Re: Burning ISOs: Windows vs Mac


Subject: Re: Burning ISOs: Windows vs Mac
From: johnathan spectre (jspectre@lords.com)
Date: Fri Sep 07 2001 - 13:03:46 MDT


in my many years of burning cd's (I remember when blank cdr's were $15 a pop
and boy did I hate making coasters...) I've never had a problem burning iso
images using Toast (from 1.x thru the current Toast Titanium 5.02) on my
Mac. I've used PC burners, linux burner, other mac burners and still I like
Toast the best for it's power and simplicity. I've gone through many
manufacturers of CDR/CDRW/DVDR drives, media and interfaces (fyi: most
firewire & usb drives are really IDE drives with a bridge board).

My recommendations:

1. If you're on a Mac use Toast. If you don't own it, it's definitely worth
the investment. If you're buying a new drive some times it comes with a
light version of Toast or you're given an option to purchase it, do so.
Discribe, the only other big name software, doesn't come close.

2. Use quality, name-brand media. I have made thousands of CD's. You may
save a few bucks buying Comp-USA's media that the salesperson swears is made
by 3M/Verbatim/elves. It's not. Bulk buys are great, just make sure you get
a quality name.

3. Hold a disc up to the light, if you can see through it, forget it. Color
of the disc doesnąt matter, blue, green, silver, gold. I've never found one
to be better or worse.

4. Treat the discs very carefully. CDR's are pretty sturdy but I've found
even slight scratches on CDRW's can ruin the disc.

5. If you download a Toast image, ISO image or some other image. Do _not_
use your burning software to "mount" the image so you can take a look at it
before you burn it, if you do make sure it's a copy. This is especially
important on Mac images. Mounting the disc can remove the boot information
from the image. It will burn and verify using Toast but it won't boot any
longer.

6. Whatever drive you use, make sure you have a name-brand mechanism inside.
Yamaha has been my favorite for the past few years and I've purchased
several of their models. My experience with Sony drives has been favorable.
My latest purchase (a week ago) is a Matshita UJDA710 DVD/CDRW combo drive
for my Pismo, works great. I went through 4 drives by Philips many years ago
(2 drives both replaced twice under warranty) and would never buy one of
theirs again. Look around on the web, everyone is selling drives, USB,
FireWire, and bare drives. If you're the do-it-yourself type you can save a
few bucks buying a bare EIDE drive and a case with the bridge-board of your
choice (again get name brand here, if you're going FireWire don't get
anything other than an Oxford 911 chip). None of the "big name"
manufacturers (Que, APS, Iomega, etc.) make the mechanism, they just package
it up and sell it. Find out what is in the drive before you buy it. If you
haven't heard of the brand, search the web for info. MacFixIt.com is a good
place to read about other's troubles with drives.

7. Do not burn a disc at faster than disc's stated rate. Faster discs use
materials that cool down after being burnt faster. If you burn a slower
rated disc at a high speed the dye layer might not cool as fast before the
laser hits the sector right next to it possibly causing errors.

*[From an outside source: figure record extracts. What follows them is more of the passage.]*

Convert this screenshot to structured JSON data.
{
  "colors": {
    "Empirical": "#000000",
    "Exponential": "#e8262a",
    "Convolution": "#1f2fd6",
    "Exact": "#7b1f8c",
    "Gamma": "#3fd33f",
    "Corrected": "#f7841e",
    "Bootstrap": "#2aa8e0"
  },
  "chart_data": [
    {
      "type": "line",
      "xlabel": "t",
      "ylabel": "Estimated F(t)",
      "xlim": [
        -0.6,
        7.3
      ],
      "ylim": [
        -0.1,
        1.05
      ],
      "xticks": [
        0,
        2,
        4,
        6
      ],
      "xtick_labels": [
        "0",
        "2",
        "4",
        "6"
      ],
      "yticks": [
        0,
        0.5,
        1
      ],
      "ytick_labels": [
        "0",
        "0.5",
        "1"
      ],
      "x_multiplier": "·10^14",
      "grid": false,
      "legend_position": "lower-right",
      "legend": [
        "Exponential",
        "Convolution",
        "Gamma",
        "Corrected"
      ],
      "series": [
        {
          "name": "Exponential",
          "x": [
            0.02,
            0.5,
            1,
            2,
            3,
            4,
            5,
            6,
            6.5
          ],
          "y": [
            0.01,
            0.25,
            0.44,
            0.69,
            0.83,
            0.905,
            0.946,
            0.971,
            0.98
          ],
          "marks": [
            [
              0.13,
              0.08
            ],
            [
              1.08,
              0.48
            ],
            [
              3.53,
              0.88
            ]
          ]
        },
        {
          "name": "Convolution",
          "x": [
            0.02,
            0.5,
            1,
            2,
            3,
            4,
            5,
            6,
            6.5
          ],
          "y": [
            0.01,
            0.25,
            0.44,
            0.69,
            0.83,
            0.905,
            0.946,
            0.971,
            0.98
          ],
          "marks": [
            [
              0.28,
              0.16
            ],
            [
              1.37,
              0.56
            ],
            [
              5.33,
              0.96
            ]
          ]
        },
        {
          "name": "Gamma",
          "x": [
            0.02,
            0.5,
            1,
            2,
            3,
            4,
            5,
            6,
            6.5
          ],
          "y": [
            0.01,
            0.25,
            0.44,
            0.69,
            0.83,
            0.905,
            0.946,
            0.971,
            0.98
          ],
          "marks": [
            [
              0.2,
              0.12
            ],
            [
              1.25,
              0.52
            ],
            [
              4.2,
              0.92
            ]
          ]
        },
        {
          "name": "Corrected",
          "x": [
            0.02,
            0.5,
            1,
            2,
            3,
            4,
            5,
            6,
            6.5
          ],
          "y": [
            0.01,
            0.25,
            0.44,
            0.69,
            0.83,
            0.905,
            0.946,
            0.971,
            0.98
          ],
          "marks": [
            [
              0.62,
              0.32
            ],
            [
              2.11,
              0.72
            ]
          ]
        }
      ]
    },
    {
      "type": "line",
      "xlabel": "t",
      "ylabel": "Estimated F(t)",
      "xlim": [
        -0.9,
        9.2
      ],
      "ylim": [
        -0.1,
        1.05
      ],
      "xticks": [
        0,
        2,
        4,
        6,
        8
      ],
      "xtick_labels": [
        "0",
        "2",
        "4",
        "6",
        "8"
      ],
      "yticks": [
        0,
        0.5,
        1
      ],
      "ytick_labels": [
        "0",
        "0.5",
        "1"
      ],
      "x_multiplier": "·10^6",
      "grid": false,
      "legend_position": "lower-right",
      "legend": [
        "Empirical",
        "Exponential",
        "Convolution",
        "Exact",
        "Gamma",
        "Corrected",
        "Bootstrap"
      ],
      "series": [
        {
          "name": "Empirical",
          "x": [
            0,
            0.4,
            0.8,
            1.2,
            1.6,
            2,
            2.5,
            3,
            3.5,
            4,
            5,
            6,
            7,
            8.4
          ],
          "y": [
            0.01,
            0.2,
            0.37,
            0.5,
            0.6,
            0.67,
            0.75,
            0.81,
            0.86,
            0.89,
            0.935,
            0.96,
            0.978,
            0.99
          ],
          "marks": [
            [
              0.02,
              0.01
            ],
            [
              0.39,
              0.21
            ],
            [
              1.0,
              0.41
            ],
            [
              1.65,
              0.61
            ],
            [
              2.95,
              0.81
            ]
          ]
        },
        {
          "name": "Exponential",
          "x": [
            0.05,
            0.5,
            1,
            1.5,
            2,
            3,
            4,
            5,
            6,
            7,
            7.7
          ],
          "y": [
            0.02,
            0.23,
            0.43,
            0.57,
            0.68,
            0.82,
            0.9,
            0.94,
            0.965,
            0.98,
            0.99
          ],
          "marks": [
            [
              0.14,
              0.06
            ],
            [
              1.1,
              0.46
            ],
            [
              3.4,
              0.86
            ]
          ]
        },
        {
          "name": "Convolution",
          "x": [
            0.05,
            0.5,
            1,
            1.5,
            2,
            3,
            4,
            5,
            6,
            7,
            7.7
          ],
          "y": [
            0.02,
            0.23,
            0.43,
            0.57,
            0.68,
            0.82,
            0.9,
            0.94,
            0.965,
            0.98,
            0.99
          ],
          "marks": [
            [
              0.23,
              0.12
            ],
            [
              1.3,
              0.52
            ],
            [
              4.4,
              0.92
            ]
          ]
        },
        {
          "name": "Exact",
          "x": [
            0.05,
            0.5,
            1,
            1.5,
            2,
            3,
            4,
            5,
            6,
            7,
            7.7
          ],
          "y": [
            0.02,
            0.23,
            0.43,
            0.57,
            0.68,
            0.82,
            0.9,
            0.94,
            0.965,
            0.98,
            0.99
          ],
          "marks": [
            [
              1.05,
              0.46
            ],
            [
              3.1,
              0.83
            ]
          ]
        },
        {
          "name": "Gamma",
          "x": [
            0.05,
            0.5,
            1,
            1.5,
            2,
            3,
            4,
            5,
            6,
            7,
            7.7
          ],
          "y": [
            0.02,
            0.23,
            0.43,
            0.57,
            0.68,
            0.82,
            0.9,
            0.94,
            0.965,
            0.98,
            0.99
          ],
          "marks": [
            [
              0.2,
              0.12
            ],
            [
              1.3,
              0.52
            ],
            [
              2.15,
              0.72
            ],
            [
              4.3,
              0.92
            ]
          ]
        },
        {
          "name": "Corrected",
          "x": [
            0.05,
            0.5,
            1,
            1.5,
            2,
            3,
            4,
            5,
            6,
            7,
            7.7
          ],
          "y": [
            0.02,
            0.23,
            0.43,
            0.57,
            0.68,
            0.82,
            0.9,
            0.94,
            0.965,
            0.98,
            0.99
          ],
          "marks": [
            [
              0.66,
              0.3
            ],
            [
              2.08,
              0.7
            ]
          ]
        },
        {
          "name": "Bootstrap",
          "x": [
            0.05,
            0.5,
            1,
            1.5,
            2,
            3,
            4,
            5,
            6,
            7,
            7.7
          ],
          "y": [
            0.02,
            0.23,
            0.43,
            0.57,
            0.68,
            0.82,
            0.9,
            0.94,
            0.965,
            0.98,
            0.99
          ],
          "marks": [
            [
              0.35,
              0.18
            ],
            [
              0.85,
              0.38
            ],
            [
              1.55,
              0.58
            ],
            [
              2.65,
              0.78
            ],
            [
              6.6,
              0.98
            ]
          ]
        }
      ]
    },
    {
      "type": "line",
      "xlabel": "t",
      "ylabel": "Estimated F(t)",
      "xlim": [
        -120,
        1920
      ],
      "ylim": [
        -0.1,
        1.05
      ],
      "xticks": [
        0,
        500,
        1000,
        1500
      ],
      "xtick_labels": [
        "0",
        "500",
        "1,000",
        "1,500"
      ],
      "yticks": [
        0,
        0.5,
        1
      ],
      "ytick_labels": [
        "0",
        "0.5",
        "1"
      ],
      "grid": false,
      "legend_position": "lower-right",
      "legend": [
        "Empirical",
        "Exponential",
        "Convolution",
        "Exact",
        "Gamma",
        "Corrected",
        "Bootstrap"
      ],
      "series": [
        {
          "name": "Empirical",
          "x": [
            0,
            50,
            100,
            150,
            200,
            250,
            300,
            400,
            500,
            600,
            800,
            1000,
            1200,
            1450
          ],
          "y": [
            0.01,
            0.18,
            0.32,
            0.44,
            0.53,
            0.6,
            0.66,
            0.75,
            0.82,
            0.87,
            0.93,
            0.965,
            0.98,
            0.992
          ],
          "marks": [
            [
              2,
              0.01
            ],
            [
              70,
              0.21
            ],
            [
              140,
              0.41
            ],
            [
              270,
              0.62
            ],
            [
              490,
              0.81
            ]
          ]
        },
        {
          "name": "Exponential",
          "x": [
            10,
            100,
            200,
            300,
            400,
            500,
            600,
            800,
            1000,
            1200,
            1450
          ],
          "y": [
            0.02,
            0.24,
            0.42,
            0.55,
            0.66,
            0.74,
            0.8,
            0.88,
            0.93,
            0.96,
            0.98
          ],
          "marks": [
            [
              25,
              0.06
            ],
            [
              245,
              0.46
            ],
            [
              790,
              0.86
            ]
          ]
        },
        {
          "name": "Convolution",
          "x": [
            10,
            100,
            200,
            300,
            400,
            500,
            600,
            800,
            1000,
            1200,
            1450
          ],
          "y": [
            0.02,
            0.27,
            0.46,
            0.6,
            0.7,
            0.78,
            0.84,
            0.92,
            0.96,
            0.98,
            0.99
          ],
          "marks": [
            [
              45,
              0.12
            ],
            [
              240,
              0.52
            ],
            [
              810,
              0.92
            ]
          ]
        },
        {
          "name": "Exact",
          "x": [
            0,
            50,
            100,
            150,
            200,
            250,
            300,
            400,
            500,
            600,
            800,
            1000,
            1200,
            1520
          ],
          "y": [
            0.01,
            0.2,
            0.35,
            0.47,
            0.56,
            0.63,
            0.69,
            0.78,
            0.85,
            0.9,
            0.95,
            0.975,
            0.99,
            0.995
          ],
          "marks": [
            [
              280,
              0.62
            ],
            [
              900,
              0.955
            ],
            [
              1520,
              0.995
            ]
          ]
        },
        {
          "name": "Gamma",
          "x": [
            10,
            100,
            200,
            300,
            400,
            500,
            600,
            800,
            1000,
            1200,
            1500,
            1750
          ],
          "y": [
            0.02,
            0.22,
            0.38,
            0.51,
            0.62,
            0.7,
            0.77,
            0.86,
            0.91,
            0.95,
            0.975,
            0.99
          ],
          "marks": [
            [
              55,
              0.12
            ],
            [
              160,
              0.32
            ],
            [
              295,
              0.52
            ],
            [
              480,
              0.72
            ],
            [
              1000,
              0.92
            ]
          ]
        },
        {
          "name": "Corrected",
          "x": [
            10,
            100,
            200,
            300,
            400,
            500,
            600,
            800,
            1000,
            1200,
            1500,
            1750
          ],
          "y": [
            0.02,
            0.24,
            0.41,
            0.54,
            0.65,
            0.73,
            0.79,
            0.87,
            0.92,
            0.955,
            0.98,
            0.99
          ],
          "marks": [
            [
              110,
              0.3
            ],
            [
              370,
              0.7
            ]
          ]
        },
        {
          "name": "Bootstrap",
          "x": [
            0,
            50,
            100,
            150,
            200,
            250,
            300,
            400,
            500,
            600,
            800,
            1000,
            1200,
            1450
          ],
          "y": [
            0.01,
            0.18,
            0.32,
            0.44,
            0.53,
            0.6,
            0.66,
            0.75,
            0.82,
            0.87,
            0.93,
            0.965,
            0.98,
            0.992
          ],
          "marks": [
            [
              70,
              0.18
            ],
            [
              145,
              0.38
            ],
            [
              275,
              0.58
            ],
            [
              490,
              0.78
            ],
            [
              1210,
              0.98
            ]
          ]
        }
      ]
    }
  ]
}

8. Don't play Quake while burning in the background. No matter how fast your
system, bus, connections are. Be sensible. Web surf, read email, but avoid
doing CPU intensive activities if you're going to burn in the background
(which I do all the time). Even with large-buffer "burn proof" drives, if
you hog the CPU for too long you will run out of data going to the drive and
end up with a bad disc. In general the higher the speed I burn at the less I
do on the system. My fastest CDRW drive right now is a 24x and I don't do
anything on the system when burning that fast. If I'm going to do some work
I'll slow down the burn so the data feed can keep up.

Well this has gotten long enough.. Hope these tips help some people. Feel
free to comment or ask me specific questions. Oh, and I have successfully
downloaded, burned and booted the YDL 2.0 cd's, so I know they work.

-js

on 9/7/01 1:16 PM, Pete Peters at ppeters914@home.com wrote:

> I am concerned about burning CDs to use on my Mac, and would appreciate
> further comments from those of you have experience in this area. Please
> be specific as to what OS, interface (EIDE, SCSI, USB, Firewire),
> brand/model CDRW, and burning software.